Technical Analysis 101: The Relative Strength Index (RSI)
In this series of Technical Analysis 101, we will explore one of the most commonly used technical trading indicators: the Relative Strength Index (RSI).
The RSI is a momentum indicator that traders use to show whether an investment is approaching overbought (sell signal) or oversold (buy signal) territory.
The Relative Strength Index is a number between 1 and 100:
- An RSI above 70 shows that an investment could be overbought. This can indicate that an uptrend is running out of buyers to keep it going up—meaning it could reverse into a downtrend.
- An RSI below 30 shows that an investment could be oversold. This can indicate that a downtrend is running out of sellers to keep it going down—meaning it could reverse into an uptrend.
The chart below shows the RSI for the S&P 500:
We can see from the above chart that the RSI stayed above 70 (overbought) for most of January 2018. In other words, the S&P remained in overbought territory for some time before the sharp price correction at the end of the month.
Another example of this the Bitcoin “blow off top” of December 2017. We can see from the chart below that the RSI stayed above 70 for the better part of that month. You’ll also notice that the RSI was even above 90 at one point. With such a parabolic run-up in price, this should have immediately set off alarm bells of the coming trend reversal.
Ahh the benefits of hindsight…
The same thing can happen when prices are going down. In the chart below for Gold, we can see the RSI staying below 30 for over a month in late 2016 before a trend reversal…
The box below shows how the RSI is calculated:
Relative Strength Index maths
The RSI is a number between 1 and 100 that is calculated with a formula developed by Welles Wilder:
RSI = 100 – (100 / (1 + RS))
RS = (Av. Gain of Up Periods over each of the last 14 days) / (Av. Loss of Down Periods over each of the last 14 days)
14 Days is the default number of days in the above equation, but 21 days is also common. Here’s how we can interpret the maths…
- Starting with RS: if the top part of the equation is larger than the bottom part, this means that, on average, the gains of each ‘up period’ are greater than the losses of each ‘down period’.
- The more the top part of the equation ‘wins’ over the bottom part, the higher the value for RS.
- RSI: if we plug in a higher value for RS into the RSI equation, then the inside bracket value (1 + RS) gets larger too.
- If (1 + RS) gets bigger, then 100 / (1 + RS) gets smaller.
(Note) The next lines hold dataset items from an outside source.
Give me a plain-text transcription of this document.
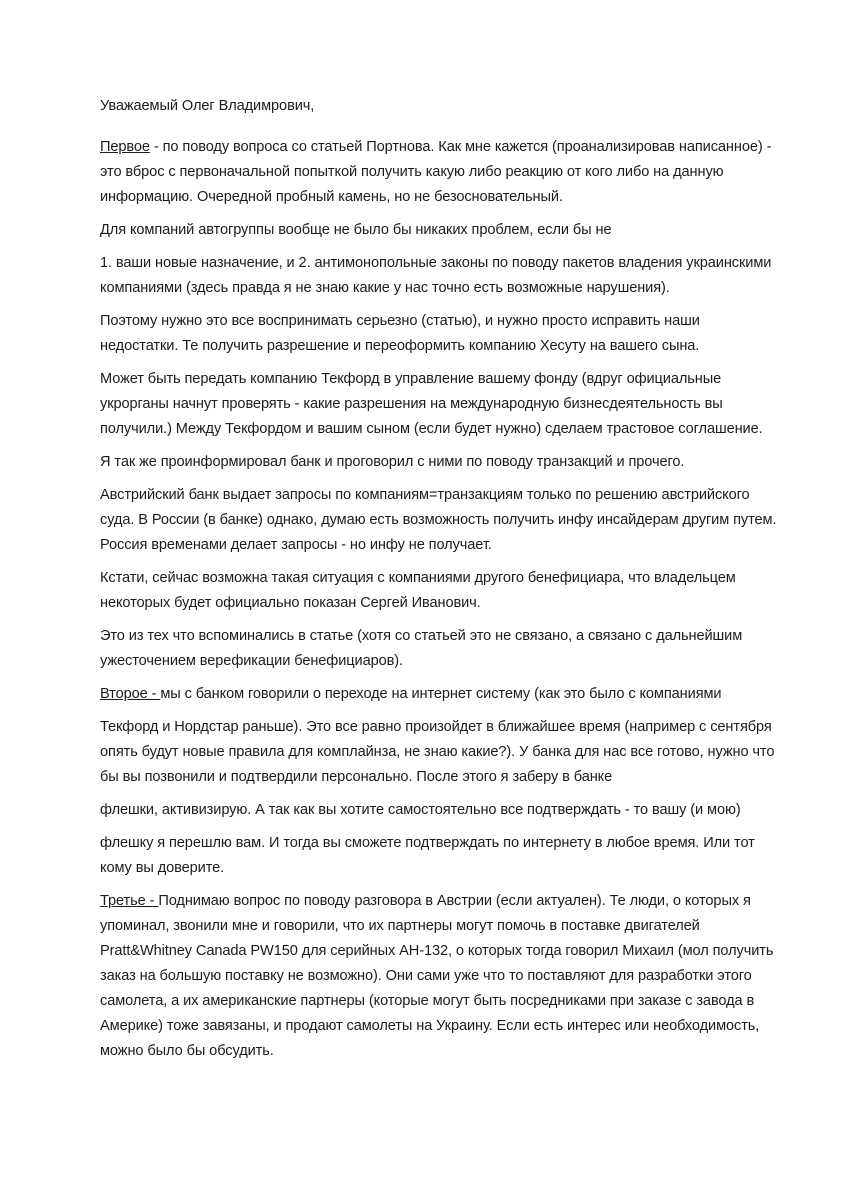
Уважаемый Олег Владимрович,

Первое - по поводу вопроса со статьей Портнова. Как мне кажется (проанализировав написанное) - это вброс с первоначальной попыткой получить какую либо реакцию от кого либо на данную информацию. Очередной пробный камень, но не безосновательный.

Для компаний автогруппы вообще не было бы никаких проблем, если бы не

1. ваши новые назначение, и 2. антимонопольные законы по поводу пакетов владения украинскими компаниями (здесь правда я не знаю какие у нас точно есть возможные нарушения).

Поэтому нужно это все воспринимать серьезно (статью), и нужно просто исправить наши недостатки. Те получить разрешение и переоформить компанию Хесуту на вашего сына.

Может быть передать компанию Текфорд в управление вашему фонду (вдруг официальные укрорганы начнут проверять - какие разрешения на международную бизнесдеятельность вы получили.) Между Текфордом и вашим сыном (если будет нужно) сделаем трастовое соглашение.

Я так же проинформировал банк и проговорил с ними по поводу транзакций и прочего.

Австрийский банк выдает запросы по компаниям=транзакциям только по решению австрийского суда. В России (в банке) однако, думаю есть возможность получить инфу инсайдерам другим путем. Россия временами делает запросы - но инфу не получает.

Кстати, сейчас возможна такая ситуация с компаниями другого бенефициара, что владельцем некоторых будет официально показан Сергей Иванович.

Это из тех что вспоминались в статье (хотя со статьей это не связано, а связано с дальнейшим ужесточением верефикации бенефициаров).

Второе - мы с банком говорили о переходе на интернет систему (как это было с компаниями

Текфорд и Нордстар раньше). Это все равно произойдет в ближайшее время (например с сентября опять будут новые правила для комплайнза, не знаю какие?). У банка для нас все готово, нужно что бы вы позвонили и подтвердили персонально. После этого я заберу в банке

флешки, активизирую. А так как вы хотите самостоятельно все подтверждать - то вашу (и мою)

флешку я перешлю вам. И тогда вы сможете подтверждать по интернету в любое время. Или тот кому вы доверите.

Третье - Поднимаю вопрос по поводу разговора в Австрии (если актуален). Те люди, о которых я упоминал, звонили мне и говорили, что их партнеры могут помочь в поставке двигателей Pratt&Whitney Canada PW150 для серийных АН-132, о которых тогда говорил Михаил (мол получить заказ на большую поставку не возможно). Они сами уже что то поставляют для разработки этого самолета, а их американские партнеры (которые могут быть посредниками при заказе с завода в Америке) тоже завязаны, и продают самолеты на Украину. Если есть интерес или необходимость, можно было бы обсудить.
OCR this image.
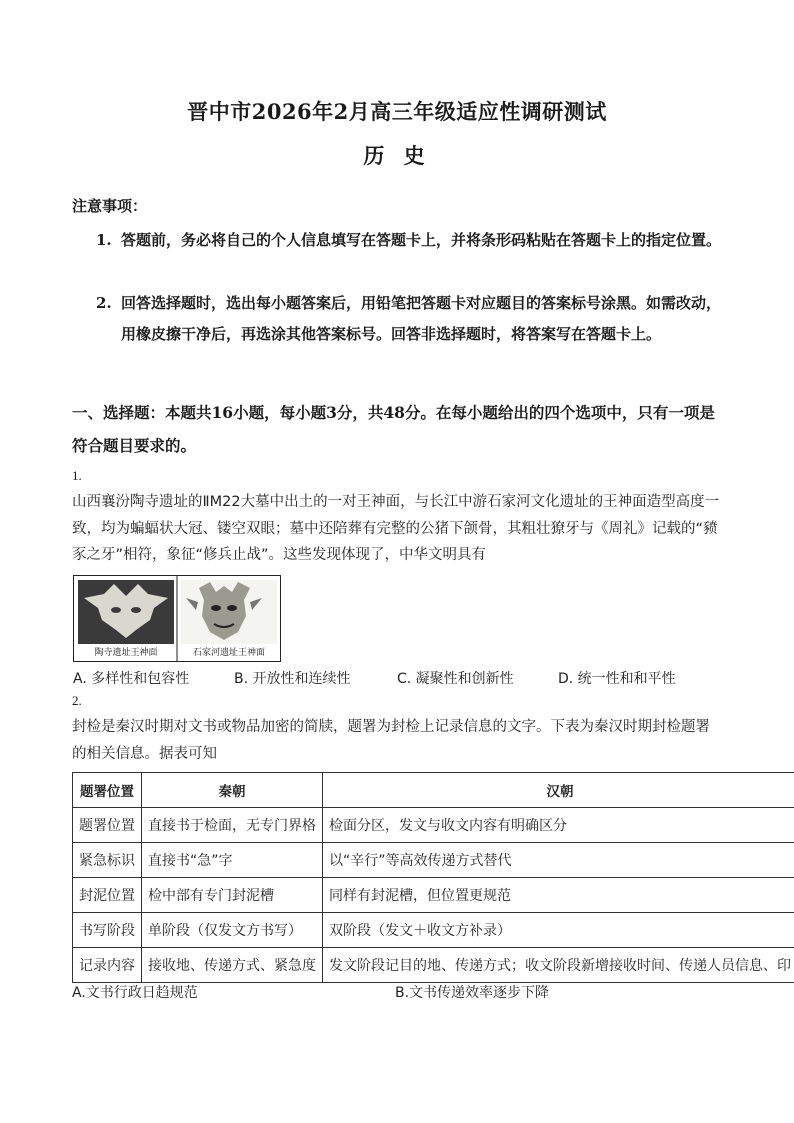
晋中市2026年2月高三年级适应性调研测试
历 史
注意事项：
1. 答题前，务必将自己的个人信息填写在答题卡上，并将条形码粘贴在答题卡上的指定位置。
2. 回答选择题时，选出每小题答案后，用铅笔把答题卡对应题目的答案标号涂黑。如需改动，用橡皮擦干净后，再选涂其他答案标号。回答非选择题时，将答案写在答题卡上。
一、选择题：本题共16小题，每小题3分，共48分。在每小题给出的四个选项中，只有一项是符合题目要求的。
1.
山西襄汾陶寺遗址的ⅡM22大墓中出土的一对王神面，与长江中游石家河文化遗址的王神面造型高度一致，均为蝙蝠状大冠、镂空双眼；墓中还陪葬有完整的公猪下颌骨，其粗壮獠牙与《周礼》记载的“豮豕之牙”相符，象征“修兵止战”。这些发现体现了，中华文明具有
陶寺遗址王神面	石家河遗址王神面
A. 多样性和包容性	B. 开放性和连续性	C. 凝聚性和创新性	D. 统一性和和平性
2.
封检是秦汉时期对文书或物品加密的简牍，题署为封检上记录信息的文字。下表为秦汉时期封检题署的相关信息。据表可知
题署位置	秦朝	汉朝
题署位置	直接书于检面，无专门界格	检面分区，发文与收文内容有明确区分
紧急标识	直接书“急”字	以“辛行”等高效传递方式替代
封泥位置	检中部有专门封泥槽	同样有封泥槽，但位置更规范
书写阶段	单阶段（仅发文方书写）	双阶段（发文＋收文方补录）
记录内容	接收地、传递方式、紧急度	发文阶段记目的地、传递方式；收文阶段新增接收时间、传递人员信息、印
A.文书行政日趋规范	B.文书传递效率逐步下降
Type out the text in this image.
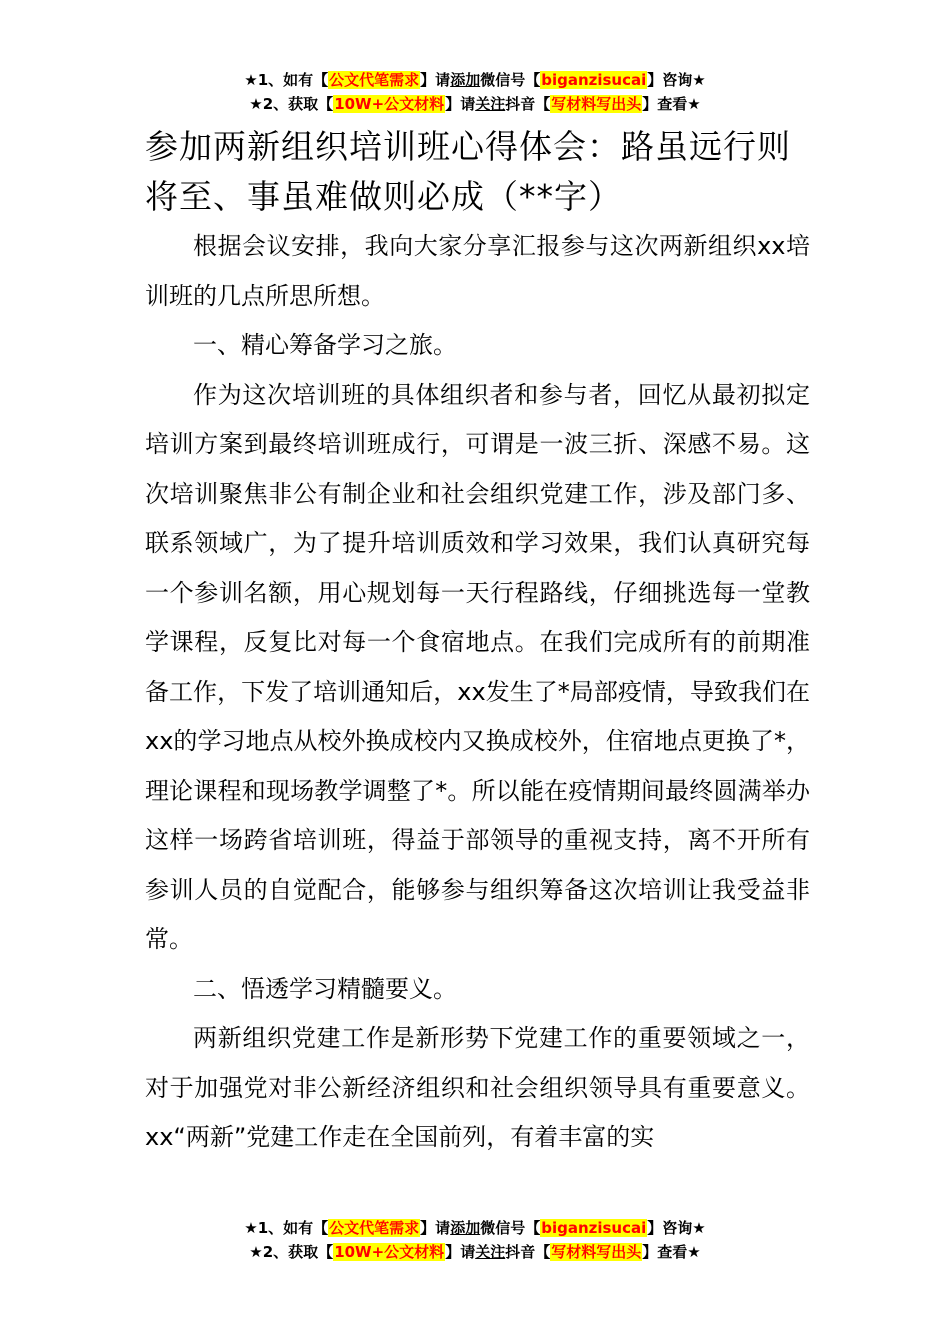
★1、如有【公文代笔需求】请添加微信号【biganzisucai】咨询★
★2、获取【10W+公文材料】请关注抖音【写材料写出头】查看★
参加两新组织培训班心得体会：路虽远行则将至、事虽难做则必成（**字）

根据会议安排，我向大家分享汇报参与这次两新组织xx培训班的几点所思所想。

一、精心筹备学习之旅。

作为这次培训班的具体组织者和参与者，回忆从最初拟定培训方案到最终培训班成行，可谓是一波三折、深感不易。这次培训聚焦非公有制企业和社会组织党建工作，涉及部门多、联系领域广，为了提升培训质效和学习效果，我们认真研究每一个参训名额，用心规划每一天行程路线，仔细挑选每一堂教学课程，反复比对每一个食宿地点。在我们完成所有的前期准备工作，下发了培训通知后，xx发生了*局部疫情，导致我们在xx的学习地点从校外换成校内又换成校外，住宿地点更换了*，理论课程和现场教学调整了*。所以能在疫情期间最终圆满举办这样一场跨省培训班，得益于部领导的重视支持，离不开所有参训人员的自觉配合，能够参与组织筹备这次培训让我受益非常。

二、悟透学习精髓要义。

两新组织党建工作是新形势下党建工作的重要领域之一，对于加强党对非公新经济组织和社会组织领导具有重要意义。xx“两新”党建工作走在全国前列，有着丰富的实

★1、如有【公文代笔需求】请添加微信号【biganzisucai】咨询★
★2、获取【10W+公文材料】请关注抖音【写材料写出头】查看★
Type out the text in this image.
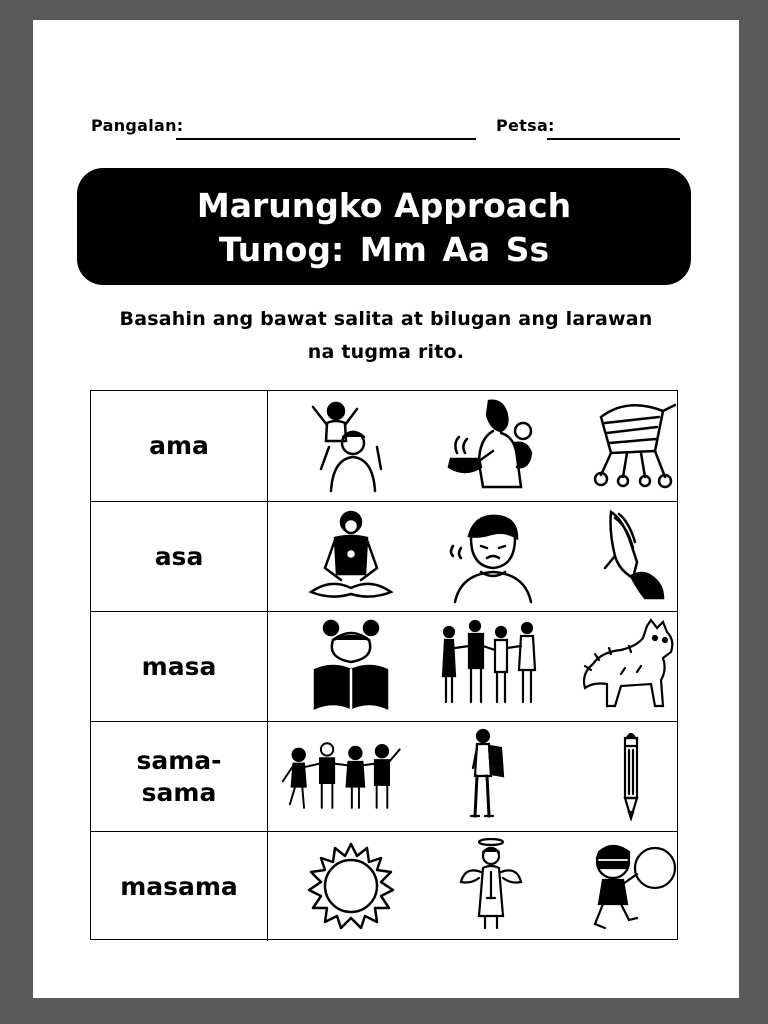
Pangalan:	Petsa:
Marungko Approach
Tunog: Mm Aa Ss
Basahin ang bawat salita at bilugan ang larawan
na tugma rito.
ama
asa
masa
sama-
sama
masama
When that happens, the RSI gets closer to 100.
- The closer the RSI is to 100, the more the average gains are winning over the average losses. In other words, the more overbought the investment is, and the more chance the uptrend could change to a downtrend.
- Oppositely, the closer the RSI is to zero, the more the average gains are losing to the average losses, or the more oversold the investment. This gives a greater chance of the downtrend reversing into an uptrend.
- As it turns out, an RSI value above 70 suggests an overbought market (sell signal). A value below 30 shows an oversold market (buy signal).
How to use the Relative Strength Index for trading
Some traders widen the RSI band to 80 (overbought) and 20 (oversold) to give them a better chance of accuracy. However, as with most things in technical analysis, the RSI is just a tool in a large toolbox of technical indicators!
It’s often best when most indicators say the same thing.
The RSI can be in sync with the price of an asset. But things get more interesting when we see divergence patterns between an asset’s price and its RSI.
For example, bullish divergence occurs when the price goes down to a new “lower low” but the RSI forms a “higher low”. In this case, the RSI does not confirm the new lower price level, which shows the RSI is gaining upward momentum.
The opposite is true for bearish divergence. Here, the price rises to a new “higher high” but the RSI forms a “lower high”. In this case, the RSI does not confirm the new higher price level, which shows the RSI is gaining downward momentum.